July Hedge a gram
This is my July Hedge a gram, the time I take every month to talk about
what is going on in my life as an author - illustrator of children's books. I
am getting very involved in the creation of my new book, GINGERBREAD CHRISTMAS.
Every month I write down my thoughts as a children's book author and
illustrator, and since I create one book every year, I am usually well into the
process by July.
Today my editor called with some great news. In my story, the Gingerbread
Baby, who has been a character in two previous books, again leads the villagers
of the little Swiss town he lives, on a merry chase. His final hiding place is
in a huge Christmas tree in the town square. I envisioned the tree illustrated
to be a fold-out and that would be a happy surprise at the end of the book. I
want it to be as large as possible so the Gingerbread Baby, trying his hardest
to be quiet and perfectly still, could be hidden among the hundreds of
ornaments. The good news is that the production department and printer have
agreed to the concept. As the illustrator, it's my job to create a world in the
book and it's often a challenge to remember that there are certain guidelines I
have to adhere to. Usually a children's picture book is 32 pages. It has to be
a multiple of four because of the way the paper of the book is folded and cut.
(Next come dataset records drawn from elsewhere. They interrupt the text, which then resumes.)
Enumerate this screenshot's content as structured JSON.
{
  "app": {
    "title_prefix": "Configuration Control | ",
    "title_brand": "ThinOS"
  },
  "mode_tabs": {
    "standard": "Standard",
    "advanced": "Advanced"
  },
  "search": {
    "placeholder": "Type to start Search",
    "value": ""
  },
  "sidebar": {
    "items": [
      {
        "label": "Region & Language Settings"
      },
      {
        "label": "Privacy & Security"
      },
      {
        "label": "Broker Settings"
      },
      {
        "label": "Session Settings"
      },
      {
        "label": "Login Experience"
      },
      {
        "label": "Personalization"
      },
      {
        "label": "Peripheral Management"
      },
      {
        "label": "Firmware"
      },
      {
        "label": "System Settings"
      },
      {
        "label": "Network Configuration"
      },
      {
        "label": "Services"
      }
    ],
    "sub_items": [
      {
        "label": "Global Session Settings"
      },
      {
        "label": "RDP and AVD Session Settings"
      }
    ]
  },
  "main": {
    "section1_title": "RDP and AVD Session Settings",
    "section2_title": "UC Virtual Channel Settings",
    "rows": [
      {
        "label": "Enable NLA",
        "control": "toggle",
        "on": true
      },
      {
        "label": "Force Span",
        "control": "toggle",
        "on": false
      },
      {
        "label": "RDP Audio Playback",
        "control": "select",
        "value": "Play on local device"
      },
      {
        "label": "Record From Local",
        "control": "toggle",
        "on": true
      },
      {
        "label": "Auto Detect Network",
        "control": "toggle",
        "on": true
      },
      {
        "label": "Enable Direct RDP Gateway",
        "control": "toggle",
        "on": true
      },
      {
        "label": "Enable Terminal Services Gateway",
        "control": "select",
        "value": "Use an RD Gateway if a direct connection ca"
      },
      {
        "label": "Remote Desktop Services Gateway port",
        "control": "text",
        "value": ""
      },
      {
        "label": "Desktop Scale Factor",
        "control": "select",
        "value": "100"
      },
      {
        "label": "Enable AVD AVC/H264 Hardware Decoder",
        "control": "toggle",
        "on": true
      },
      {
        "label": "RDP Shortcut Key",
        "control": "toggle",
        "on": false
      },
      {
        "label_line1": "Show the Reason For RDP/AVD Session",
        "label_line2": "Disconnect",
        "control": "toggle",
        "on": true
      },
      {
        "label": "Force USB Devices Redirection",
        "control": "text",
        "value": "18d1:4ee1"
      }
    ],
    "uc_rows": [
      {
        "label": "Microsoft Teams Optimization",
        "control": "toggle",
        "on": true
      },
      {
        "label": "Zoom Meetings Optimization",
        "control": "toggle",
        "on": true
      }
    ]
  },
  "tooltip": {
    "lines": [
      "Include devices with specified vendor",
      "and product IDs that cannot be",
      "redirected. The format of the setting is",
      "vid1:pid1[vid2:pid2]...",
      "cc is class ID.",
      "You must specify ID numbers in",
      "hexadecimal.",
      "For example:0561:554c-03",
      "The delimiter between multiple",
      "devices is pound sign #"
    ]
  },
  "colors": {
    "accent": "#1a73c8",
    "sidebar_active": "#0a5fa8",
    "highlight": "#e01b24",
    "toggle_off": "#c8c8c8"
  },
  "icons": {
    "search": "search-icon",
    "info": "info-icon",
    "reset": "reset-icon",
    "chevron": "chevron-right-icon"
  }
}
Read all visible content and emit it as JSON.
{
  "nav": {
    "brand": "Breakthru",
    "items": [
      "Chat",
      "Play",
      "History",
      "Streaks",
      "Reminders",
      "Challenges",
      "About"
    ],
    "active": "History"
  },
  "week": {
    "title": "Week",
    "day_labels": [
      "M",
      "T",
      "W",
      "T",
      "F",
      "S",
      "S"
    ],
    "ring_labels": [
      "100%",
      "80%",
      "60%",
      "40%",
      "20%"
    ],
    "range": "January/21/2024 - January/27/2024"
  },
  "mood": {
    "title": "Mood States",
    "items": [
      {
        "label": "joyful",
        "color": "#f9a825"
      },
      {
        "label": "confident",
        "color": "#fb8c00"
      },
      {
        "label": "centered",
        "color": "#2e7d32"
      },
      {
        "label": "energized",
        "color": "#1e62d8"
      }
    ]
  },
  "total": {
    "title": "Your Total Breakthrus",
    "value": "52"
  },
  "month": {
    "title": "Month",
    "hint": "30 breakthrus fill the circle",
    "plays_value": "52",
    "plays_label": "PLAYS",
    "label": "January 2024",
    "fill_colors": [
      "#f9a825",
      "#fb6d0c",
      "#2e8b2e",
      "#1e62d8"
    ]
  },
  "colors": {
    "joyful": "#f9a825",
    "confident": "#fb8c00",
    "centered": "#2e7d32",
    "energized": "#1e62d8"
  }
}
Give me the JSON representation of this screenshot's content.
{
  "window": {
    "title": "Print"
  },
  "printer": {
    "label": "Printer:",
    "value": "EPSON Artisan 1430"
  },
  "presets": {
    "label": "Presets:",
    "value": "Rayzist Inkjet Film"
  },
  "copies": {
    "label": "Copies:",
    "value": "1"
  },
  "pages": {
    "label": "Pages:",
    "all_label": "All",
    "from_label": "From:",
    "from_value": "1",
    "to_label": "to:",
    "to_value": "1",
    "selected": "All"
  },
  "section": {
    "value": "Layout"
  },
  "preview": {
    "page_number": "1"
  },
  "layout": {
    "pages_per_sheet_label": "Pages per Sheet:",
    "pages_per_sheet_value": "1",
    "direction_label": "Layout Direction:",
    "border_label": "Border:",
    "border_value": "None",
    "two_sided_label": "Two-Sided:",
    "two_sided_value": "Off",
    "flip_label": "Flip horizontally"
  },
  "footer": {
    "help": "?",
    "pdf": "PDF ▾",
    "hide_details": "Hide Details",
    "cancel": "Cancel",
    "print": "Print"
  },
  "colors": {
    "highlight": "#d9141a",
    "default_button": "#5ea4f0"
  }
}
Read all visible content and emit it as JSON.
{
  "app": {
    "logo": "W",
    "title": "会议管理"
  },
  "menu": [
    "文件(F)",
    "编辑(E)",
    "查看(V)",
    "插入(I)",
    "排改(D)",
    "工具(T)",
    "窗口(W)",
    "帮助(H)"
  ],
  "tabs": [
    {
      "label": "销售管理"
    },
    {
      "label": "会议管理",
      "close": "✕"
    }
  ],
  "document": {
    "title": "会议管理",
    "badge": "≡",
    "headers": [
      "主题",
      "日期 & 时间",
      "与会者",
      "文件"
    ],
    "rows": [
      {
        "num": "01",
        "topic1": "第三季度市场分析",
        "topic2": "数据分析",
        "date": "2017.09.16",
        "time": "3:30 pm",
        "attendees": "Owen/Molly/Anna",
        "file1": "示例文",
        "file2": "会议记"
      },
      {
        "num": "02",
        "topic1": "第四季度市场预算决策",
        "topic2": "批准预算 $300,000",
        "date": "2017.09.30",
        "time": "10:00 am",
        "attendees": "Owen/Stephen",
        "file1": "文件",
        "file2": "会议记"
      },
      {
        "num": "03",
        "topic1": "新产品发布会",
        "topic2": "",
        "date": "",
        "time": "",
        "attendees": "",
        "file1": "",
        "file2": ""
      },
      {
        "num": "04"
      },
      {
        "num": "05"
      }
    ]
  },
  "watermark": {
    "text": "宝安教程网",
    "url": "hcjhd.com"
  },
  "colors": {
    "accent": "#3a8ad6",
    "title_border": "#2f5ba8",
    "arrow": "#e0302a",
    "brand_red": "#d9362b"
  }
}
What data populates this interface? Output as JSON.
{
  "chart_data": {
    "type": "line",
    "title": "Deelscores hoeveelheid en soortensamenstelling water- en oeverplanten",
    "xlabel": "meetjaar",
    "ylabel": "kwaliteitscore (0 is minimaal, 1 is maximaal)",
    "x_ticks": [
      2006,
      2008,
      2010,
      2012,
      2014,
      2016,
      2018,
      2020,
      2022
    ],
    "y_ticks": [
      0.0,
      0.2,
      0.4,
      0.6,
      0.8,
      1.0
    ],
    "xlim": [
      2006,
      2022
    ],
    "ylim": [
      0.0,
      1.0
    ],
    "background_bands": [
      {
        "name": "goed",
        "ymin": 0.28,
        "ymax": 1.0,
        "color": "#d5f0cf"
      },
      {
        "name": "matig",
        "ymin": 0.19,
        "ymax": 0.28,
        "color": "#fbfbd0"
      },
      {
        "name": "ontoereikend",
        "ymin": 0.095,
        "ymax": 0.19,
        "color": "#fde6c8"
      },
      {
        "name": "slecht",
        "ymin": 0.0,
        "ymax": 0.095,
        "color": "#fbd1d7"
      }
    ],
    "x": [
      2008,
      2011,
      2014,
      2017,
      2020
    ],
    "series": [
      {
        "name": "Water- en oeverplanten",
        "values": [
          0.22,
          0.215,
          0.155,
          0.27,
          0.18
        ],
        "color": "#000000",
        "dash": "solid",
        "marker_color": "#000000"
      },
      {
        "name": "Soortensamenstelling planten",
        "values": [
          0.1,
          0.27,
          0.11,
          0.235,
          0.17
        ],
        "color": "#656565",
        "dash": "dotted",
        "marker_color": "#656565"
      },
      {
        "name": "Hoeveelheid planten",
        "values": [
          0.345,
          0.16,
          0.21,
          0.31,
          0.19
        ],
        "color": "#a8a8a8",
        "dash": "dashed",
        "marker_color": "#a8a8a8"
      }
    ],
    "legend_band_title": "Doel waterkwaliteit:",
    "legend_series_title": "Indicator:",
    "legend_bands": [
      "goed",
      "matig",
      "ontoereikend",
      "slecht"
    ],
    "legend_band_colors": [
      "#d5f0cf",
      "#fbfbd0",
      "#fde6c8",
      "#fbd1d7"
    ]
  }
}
The four page sections are called signatures. They are actually sewn together,
and then glued into the spine. Lastly a hard cover is glued on with decorative
paper, called end papers keeping it all together. If a story is a little bit
too short for 32 pages, additional pages can be taken up by the front material,
such as a half-title page and a dedication page along with the copyright page
which is necessary and a title page. I usually need more room than 32 pages and
that is why we edit the story until it is only the essential words. My editor
is very good at looking over the story and illustrations and trouble shooting,
but in the beginning I like to have some time to work the book out myself. The
ideal is to have a little time between painting to go for a run and turn over
the images in my mind, looking for the best way to express my thoughts.
It's curious that the Gingerbread stories are about baking, a process that
is very common but downright mysterious when it happens. If you take the
ingredients in a Gingerbread cookie, one at a time, and ate a mouthful, it
wouldn't be a happy experience. A bit of raw egg, or a bite of flour would be
unappetizing, but the ingredients mixed together and cooked are delicious. Heat
is energy and I like to think I'm cooking up a story that is more that the sum
of its parts. I once read that the human being is a pattern seeking creature
and I agree. I also think our minds learn from and enjoy information in the
form of a story. It's an unusual occupation to spend days and months shaping a
story that comes clear by its illustrations and words. For me it makes waking
up in the morning an exciting time as I piece my book together.
Happy reading, writing and creating.